Key Experimental Results¶
Main Results¶
| Model | Method | Overall Acc | Gain vs Direct |
|---|---|---|---|
| DeepSeek-V3 (LLM) | Direct | 58.86 | - |
| DeepSeek-V3 (LLM) | Plan-and-Solve | 58.81 | -0.05 |
| DeepSeek-V3 (LLM) | S3 Agent | 56.81 | -2.05 |
| DeepSeek-R1-Distill-32B (RLLM) | Direct | 53.41 | - |
| DeepSeek-R1-Distill-32B (RLLM) | S3 Agent | 54.29 | +0.88 |
| O4-mini (RLLM) | Direct | 65.29 | - |
| O4-mini (RLLM) | Zero-shot CoT | 66.52 | +1.23 |
| Llama-3.1-8B (LLM) | Direct | 16.50 | - |
| Llama-3.1-8B (LLM) | S3 Agent | 24.62 | +8.12 |
Ablation Study¶
| Configuration | Qwen-2.5-32B | R1-Distill-32B | Description |
|---|---|---|---|
| Direct | 44.88 | 53.41 | Average gain of 7.4% after R1 distillation |
| Zero-shot CoT | 46.11 | 53.62 | Minimal gain for RLLM from prompting |
| Plan-and-Solve | 44.06 | 53.26 | Plan-and-Solve even decreases RLLM performance |
| Self-Refine | 45.19 | 47.96 | Significant decrease for RLLM with Self-Refine |
| S3 Agent | 45.34 | 54.29 | Some gain for RLLM from Agent collaboration |
Key Findings¶
- Small models benefit most from Agent frameworks: Llama-3.1-8B performance increased from \(16.50\%\) to \(24.62\%\) (\(+49\%\)) with S3 Agent, while DeepSeek-V3 experienced a decline.
- Long CoT is the core bottleneck: Effective methods for LLMs essentially simulate Long CoT; output token count is positively correlated with performance. RLLMs output ~2000 tokens on average, while LLMs output only 250-470 tokens.
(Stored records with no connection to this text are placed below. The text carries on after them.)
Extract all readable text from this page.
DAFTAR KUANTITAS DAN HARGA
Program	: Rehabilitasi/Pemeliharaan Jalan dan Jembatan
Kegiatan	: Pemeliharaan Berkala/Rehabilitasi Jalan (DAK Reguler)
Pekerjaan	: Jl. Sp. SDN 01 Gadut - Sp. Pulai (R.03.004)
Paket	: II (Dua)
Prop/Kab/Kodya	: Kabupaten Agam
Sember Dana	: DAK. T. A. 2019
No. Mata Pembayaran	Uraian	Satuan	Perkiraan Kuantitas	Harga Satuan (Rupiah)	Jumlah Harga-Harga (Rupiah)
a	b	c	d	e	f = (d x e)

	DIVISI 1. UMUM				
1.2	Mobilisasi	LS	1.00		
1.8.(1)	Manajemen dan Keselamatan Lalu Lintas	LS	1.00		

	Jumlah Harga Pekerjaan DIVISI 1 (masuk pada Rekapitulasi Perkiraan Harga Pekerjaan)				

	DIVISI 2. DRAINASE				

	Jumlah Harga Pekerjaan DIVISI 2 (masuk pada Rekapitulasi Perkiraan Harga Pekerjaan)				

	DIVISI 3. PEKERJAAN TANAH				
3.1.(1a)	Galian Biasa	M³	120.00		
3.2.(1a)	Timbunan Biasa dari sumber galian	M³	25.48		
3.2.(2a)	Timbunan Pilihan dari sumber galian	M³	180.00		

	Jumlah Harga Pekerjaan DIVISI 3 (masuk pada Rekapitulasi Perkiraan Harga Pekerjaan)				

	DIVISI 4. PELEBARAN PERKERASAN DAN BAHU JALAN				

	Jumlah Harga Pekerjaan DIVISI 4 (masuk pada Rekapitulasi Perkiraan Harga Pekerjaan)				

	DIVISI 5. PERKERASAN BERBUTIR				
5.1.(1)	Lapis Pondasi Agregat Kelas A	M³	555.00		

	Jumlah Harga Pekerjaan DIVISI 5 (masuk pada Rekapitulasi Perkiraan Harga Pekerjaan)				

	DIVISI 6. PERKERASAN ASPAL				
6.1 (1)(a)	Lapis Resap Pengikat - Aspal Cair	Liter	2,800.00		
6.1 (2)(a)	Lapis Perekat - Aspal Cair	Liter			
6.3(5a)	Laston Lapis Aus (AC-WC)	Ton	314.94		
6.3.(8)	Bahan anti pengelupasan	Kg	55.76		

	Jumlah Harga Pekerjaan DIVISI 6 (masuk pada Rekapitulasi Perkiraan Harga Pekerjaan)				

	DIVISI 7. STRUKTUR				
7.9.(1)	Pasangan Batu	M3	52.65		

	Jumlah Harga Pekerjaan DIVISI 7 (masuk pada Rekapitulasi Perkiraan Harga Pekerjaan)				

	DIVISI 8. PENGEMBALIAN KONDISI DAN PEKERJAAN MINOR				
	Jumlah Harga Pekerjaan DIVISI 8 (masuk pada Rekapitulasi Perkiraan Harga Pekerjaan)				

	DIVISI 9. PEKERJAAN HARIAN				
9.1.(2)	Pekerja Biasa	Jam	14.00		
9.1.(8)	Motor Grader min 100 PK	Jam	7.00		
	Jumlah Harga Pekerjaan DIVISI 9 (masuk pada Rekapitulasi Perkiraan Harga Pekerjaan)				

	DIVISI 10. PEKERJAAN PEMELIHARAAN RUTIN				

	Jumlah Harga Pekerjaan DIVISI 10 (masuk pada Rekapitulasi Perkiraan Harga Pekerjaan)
- Self-alignment capability of RLLMs: RLLMs automatically achieve cross-lingual reasoning via Long CoT in multilingual scenarios, requiring no additional alignment methods.
- Overthinking issue: RLLMs generate excessive tokens on simple questions without improving performance, indicating a clear overthinking phenomenon.
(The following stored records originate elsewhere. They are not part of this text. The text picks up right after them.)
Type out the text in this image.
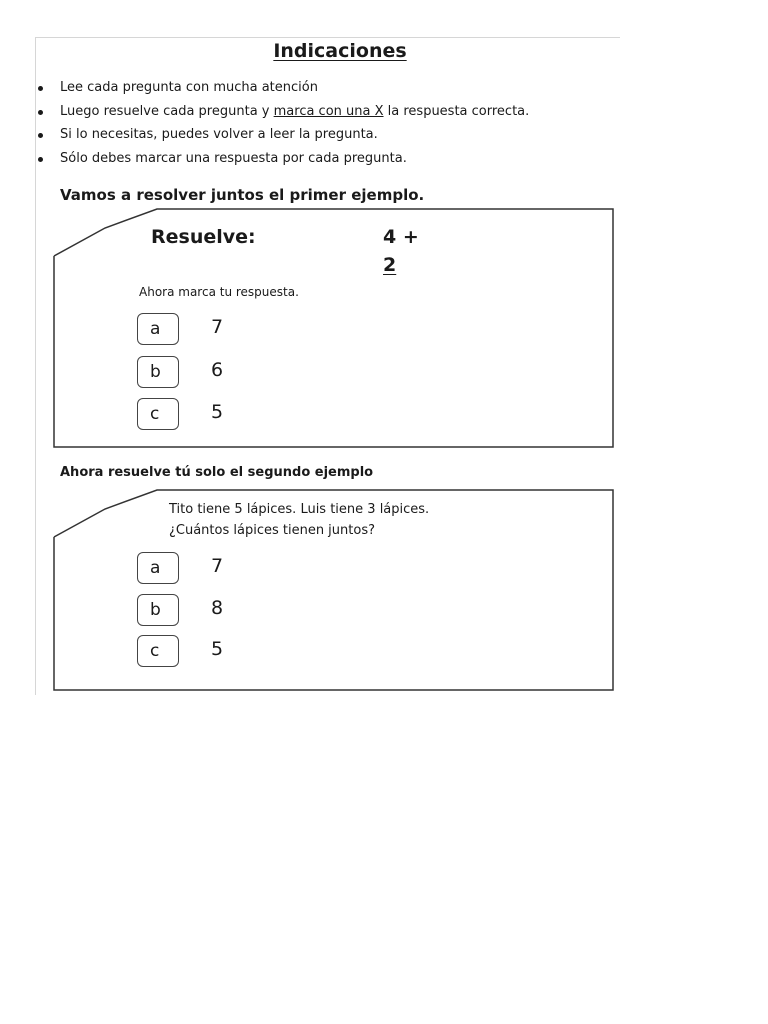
Indicaciones
Lee cada pregunta con mucha atención
Luego resuelve cada pregunta y marca con una X la respuesta correcta.
Si lo necesitas, puedes volver a leer la pregunta.
Sólo debes marcar una respuesta por cada pregunta.
Vamos a resolver juntos el primer ejemplo.
Resuelve:	4 +
2
Ahora marca tu respuesta.
a	7
b	6
c	5
Ahora resuelve tú solo el segundo ejemplo
Tito tiene 5 lápices. Luis tiene 3 lápices.
¿Cuántos lápices tienen juntos?
a	7
b	8
c	5
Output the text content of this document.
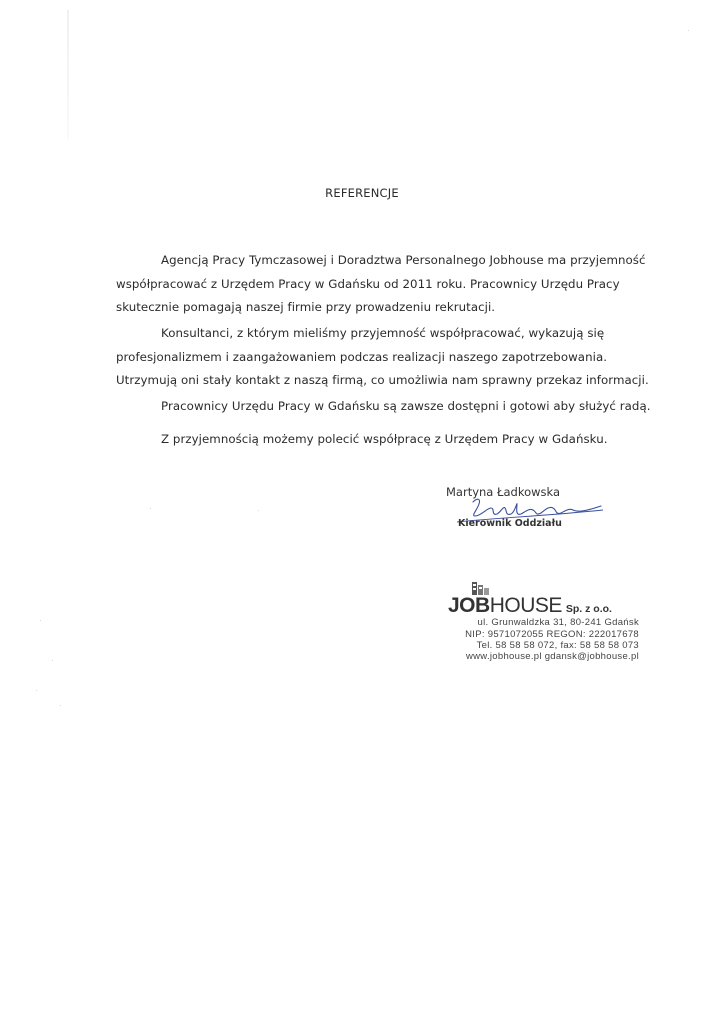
REFERENCJE

Agencją Pracy Tymczasowej i Doradztwa Personalnego Jobhouse ma przyjemność współpracować z Urzędem Pracy w Gdańsku od 2011 roku. Pracownicy Urzędu Pracy skutecznie pomagają naszej firmie przy prowadzeniu rekrutacji.

Konsultanci, z którym mieliśmy przyjemność współpracować, wykazują się profesjonalizmem i zaangażowaniem podczas realizacji naszego zapotrzebowania. Utrzymują oni stały kontakt z naszą firmą, co umożliwia nam sprawny przekaz informacji.

Pracownicy Urzędu Pracy w Gdańsku są zawsze dostępni i gotowi aby służyć radą.

Z przyjemnością możemy polecić współpracę z Urzędem Pracy w Gdańsku.

Martyna Ładkowska
Kierownik Oddziału
JOBHOUSE Sp. z o.o.
ul. Grunwaldzka 31, 80-241 Gdańsk
NIP: 9571072055 REGON: 222017678
Tel. 58 58 58 072, fax: 58 58 58 073
www.jobhouse.pl gdansk@jobhouse.pl
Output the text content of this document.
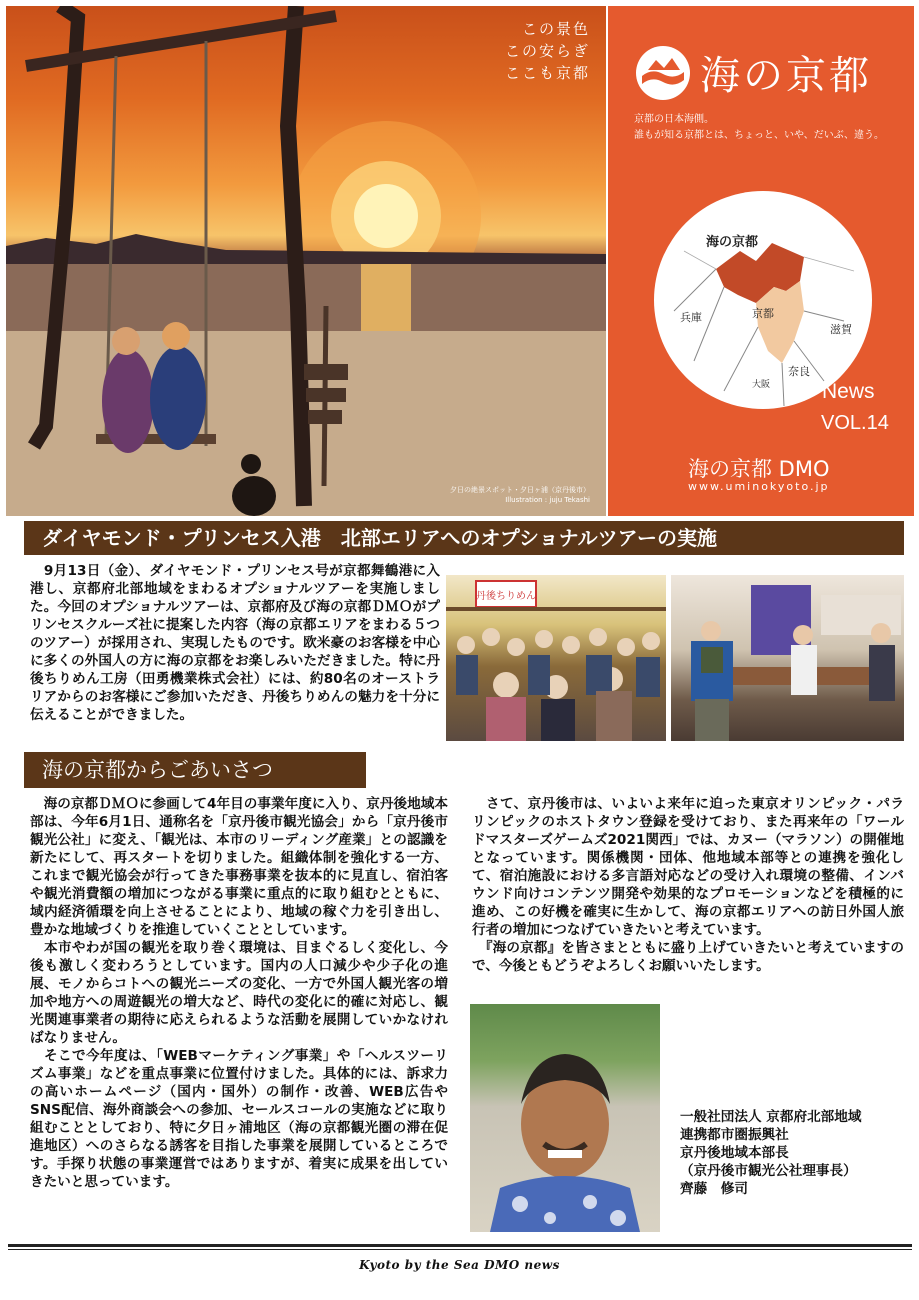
夕日の絶景スポット・夕日ヶ浦（京丹後市）
Illustration : juju Tekashi
この景色
この安らぎ
ここも京都	海の京都
京都の日本海側。
誰もが知る京都とは、ちょっと、いや、だいぶ、違う。
海の京都
兵庫	京都
滋賀
大阪
奈良
News
VOL.14
海の京都 DMO
www.uminokyoto.jp
ダイヤモンド・プリンセス入港　北部エリアへのオプショナルツアーの実施
　9月13日（金）、ダイヤモンド・プリンセス号が京都舞鶴港に入港し、京都府北部地域をまわるオプショナルツアーを実施しました。今回のオプショナルツアーは、京都府及び海の京都ＤＭＯがプリンセスクルーズ社に提案した内容（海の京都エリアをまわる５つのツアー）が採用され、実現したものです。欧米豪のお客様を中心に多くの外国人の方に海の京都をお楽しみいただきました。特に丹後ちりめん工房（田勇機業株式会社）には、約80名のオーストラリアからのお客様にご参加いただき、丹後ちりめんの魅力を十分に伝えることができました。
丹後ちりめん
海の京都からごあいさつ
　海の京都ＤＭＯに参画して4年目の事業年度に入り、京丹後地域本部は、今年6月1日、通称名を「京丹後市観光協会」から「京丹後市観光公社」に変え、「観光は、本市のリーディング産業」との認識を新たにして、再スタートを切りました。組織体制を強化する一方、これまで観光協会が行ってきた事務事業を抜本的に見直し、宿泊客や観光消費額の増加につながる事業に重点的に取り組むとともに、域内経済循環を向上させることにより、地域の稼ぐ力を引き出し、豊かな地域づくりを推進していくこととしています。
　本市やわが国の観光を取り巻く環境は、目まぐるしく変化し、今後も激しく変わろうとしています。国内の人口減少や少子化の進展、モノからコトへの観光ニーズの変化、一方で外国人観光客の増加や地方への周遊観光の増大など、時代の変化に的確に対応し、観光関連事業者の期待に応えられるような活動を展開していかなければなりません。
　そこで今年度は、「WEBマーケティング事業」や「ヘルスツーリズム事業」などを重点事業に位置付けました。具体的には、訴求力の高いホームページ（国内・国外）の制作・改善、WEB広告やSNS配信、海外商談会への参加、セールスコールの実施などに取り組むこととしており、特に夕日ヶ浦地区（海の京都観光圏の滞在促進地区）へのさらなる誘客を目指した事業を展開しているところです。手探り状態の事業運営ではありますが、着実に成果を出していきたいと思っています。
　さて、京丹後市は、いよいよ来年に迫った東京オリンピック・パラリンピックのホストタウン登録を受けており、また再来年の「ワールドマスターズゲームズ2021関西」では、カヌー（マラソン）の開催地となっています。関係機関・団体、他地域本部等との連携を強化して、宿泊施設における多言語対応などの受け入れ環境の整備、インバウンド向けコンテンツ開発や効果的なプロモーションなどを積極的に進め、この好機を確実に生かして、海の京都エリアへの訪日外国人旅行者の増加につなげていきたいと考えています。
　『海の京都』を皆さまとともに盛り上げていきたいと考えていますので、今後ともどうぞよろしくお願いいたします。
一般社団法人 京都府北部地域
連携都市圏振興社
京丹後地域本部長
（京丹後市観光公社理事長）
齊藤　修司
Kyoto by the Sea DMO news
- Scaling Law still holds: For the Qwen-3 series (0.6B to 32B), larger parameters correlate with better performance and longer outputs. Enabling thinking mode yielded an average improvement of \(16.9\%\).
Highlights & Insights¶
- Systematic LLM vs RLLM Comparison: This is the first study to systematically compare the differentiated impacts of prompting, Agents, and multilingual methods on LLMs and RLLMs in financial QA, revealing Long CoT as a unifying explanatory framework.
- Methodological Insights: For LLMs, more effort should be invested in designing methods that extend reasoning chains; for RLLMs, the focus should shift to more complex Agent mechanisms to regulate output rather than simply extending thinking.
- Dynamic CoT Length Control: To address RLLM overthinking, dynamically adjusting CoT length based on question complexity is an important future research direction.
Limitations & Future Work¶
- All models were run only once, lacking statistical significance tests across multiple runs.
- Only the text subset of FAMMA was used, omitting multimodal financial QA.
- The exploration of Agent frameworks (e.g., only 1 round for Self-Refine) was shallow, and more complex multi-round systems were not tested.
- Enhancement methods specifically designed for RLLMs were not explored.
Related Work & Insights¶
- vs BloombergGPT: While BloombergGPT trained a 50B parameter finance-specific LLM, this paper explores releasing the financial capabilities of general LLMs through inference strategies.
- vs FinBen: FinBen is a comprehensive financial benchmark; this paper uses FAMMA but focuses on method comparison rather than model ranking.
Rating¶
- Novelty: ⭐⭐⭐ The research perspective is valuable, though it does not propose new methods (empirical investigation).
- Experimental Thoroughness: ⭐⭐⭐⭐ Large-scale comparison across 9 models and 7 methods with sufficient data.
- Writing Quality: ⭐⭐⭐⭐ Clear analysis and well-summarized findings.
- Value: ⭐⭐⭐⭐ Provides practical guidance for the financial NLP community in choosing strategies for LLMs/RLLMs.